The Zhongyuan Petroleum Exploration Bureau (or ZPEB) is a Chinese oilfield services company. It is a subsidiary of Sinopec, one of China's national oil companies.

==Ogaden attack==

The company was operating in 2007 in the volatile, predominantly Somali Ogaden region of Ethiopia in 2007. At the time the Ogaden National Liberation Front waged an insurgency against the Ethiopian government. The company and its employees suffered grievously as collateral damage in the war at 4:30 AM on April 24, 2007 when 200 ONLF militants attacked the company's camp in Abole, Somali Region. A firefight raged for 50 minutes between the attackers and 100 Ethiopian troops guarding the camp.

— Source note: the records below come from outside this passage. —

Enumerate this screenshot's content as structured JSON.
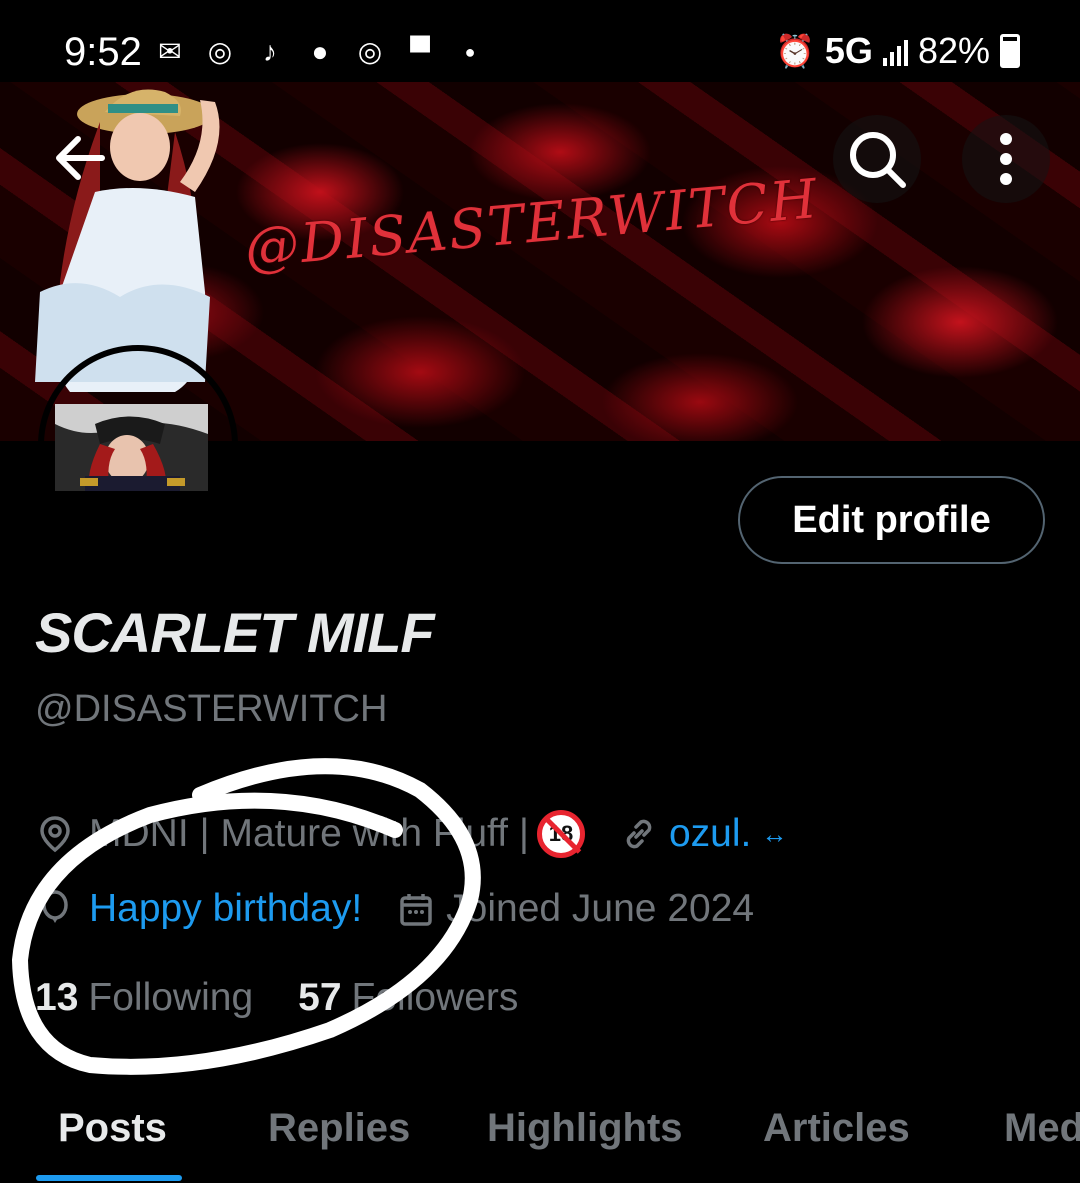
{
  "status_bar": {
    "time": "9:52",
    "notification_icons": [
      "mail-icon",
      "instagram-icon",
      "tiktok-icon",
      "tinder-icon",
      "instagram-icon",
      "top-hat-icon",
      "dot-icon"
    ],
    "alarm_icon": "alarm-icon",
    "network": "5G",
    "battery": "82%"
  },
  "banner": {
    "handle_art_text": "@DISASTERWITCH"
  },
  "profile": {
    "edit_button": "Edit profile",
    "display_name": "SCARLET MILF",
    "handle": "@DISASTERWITCH",
    "bio_location": "MDNI | Mature with Fluff |",
    "age_badge": "18",
    "website": "ozul.",
    "website_suffix": "↔",
    "birthday": "Happy birthday!",
    "joined": "Joined June 2024",
    "following_count": "13",
    "following_label": "Following",
    "followers_count": "57",
    "followers_label": "Followers"
  },
  "tabs": [
    {
      "label": "Posts",
      "active": true
    },
    {
      "label": "Replies"
    },
    {
      "label": "Highlights"
    },
    {
      "label": "Articles"
    },
    {
      "label": "Media"
    }
  ],
  "colors": {
    "accent": "#1d9bf0",
    "muted": "#71767b",
    "annotation_circle": "#ffffff"
  }
}
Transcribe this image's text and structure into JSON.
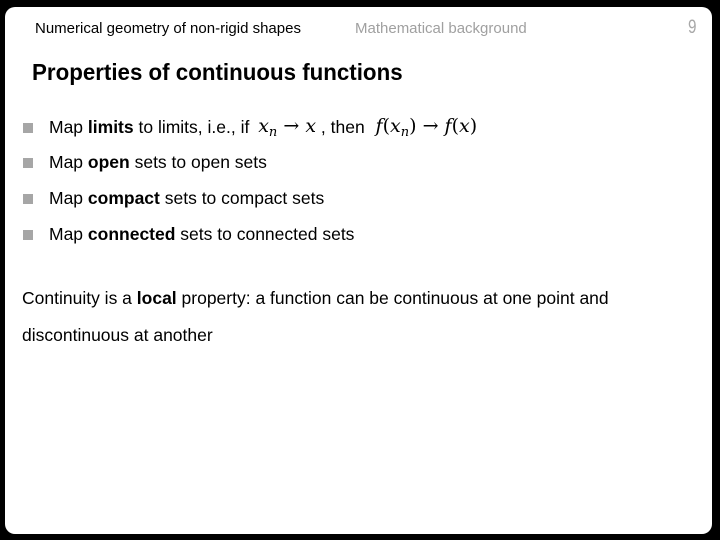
{
  "header": {
    "course": "Numerical geometry of non-rigid shapes",
    "section": "Mathematical background",
    "page_number": "9"
  },
  "title": "Properties of continuous functions",
  "bullets": [
    {
      "prefix": "Map ",
      "bold": "limits",
      "suffix": " to limits, i.e., if ",
      "math1": {
        "var": "x",
        "sub": "n",
        "arrow": "→",
        "target": "x"
      },
      "middle": " , then ",
      "math2": {
        "f": "f",
        "lp": "(",
        "var": "x",
        "sub": "n",
        "rp": ")",
        "arrow": "→",
        "target": "f",
        "tlp": "(",
        "tvar": "x",
        "trp": ")"
      }
    },
    {
      "prefix": "Map ",
      "bold": "open",
      "suffix": " sets to open sets"
    },
    {
      "prefix": "Map ",
      "bold": "compact",
      "suffix": " sets to compact sets"
    },
    {
      "prefix": "Map ",
      "bold": "connected",
      "suffix": " sets to connected sets"
    }
  ],
  "paragraph": {
    "prefix": "Continuity is a ",
    "bold": "local",
    "suffix": " property: a function can be continuous at one point and discontinuous at another"
  },
  "colors": {
    "bullet": "#a6a6a6",
    "section_text": "#a0a0a0",
    "frame": "#000000",
    "slide_bg": "#ffffff"
  }
}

The attack left 9 Chinese and 65 Ethiopians dead and 9 Chinese were taken as hostage.

==Projects==
- Sudan: The company was an early Chinese pioneer in performing geophysical surveying and drilling in Sudan.
- Ethiopia Petronas, the Malaysian national oil company, contracted the company to conduct seismic survey in Ethiopia in Gambella and Ogaden around 2006. South West Energy, an oil exploration company, also contracted the company to do seismic surveying in Ogaden at around the same time.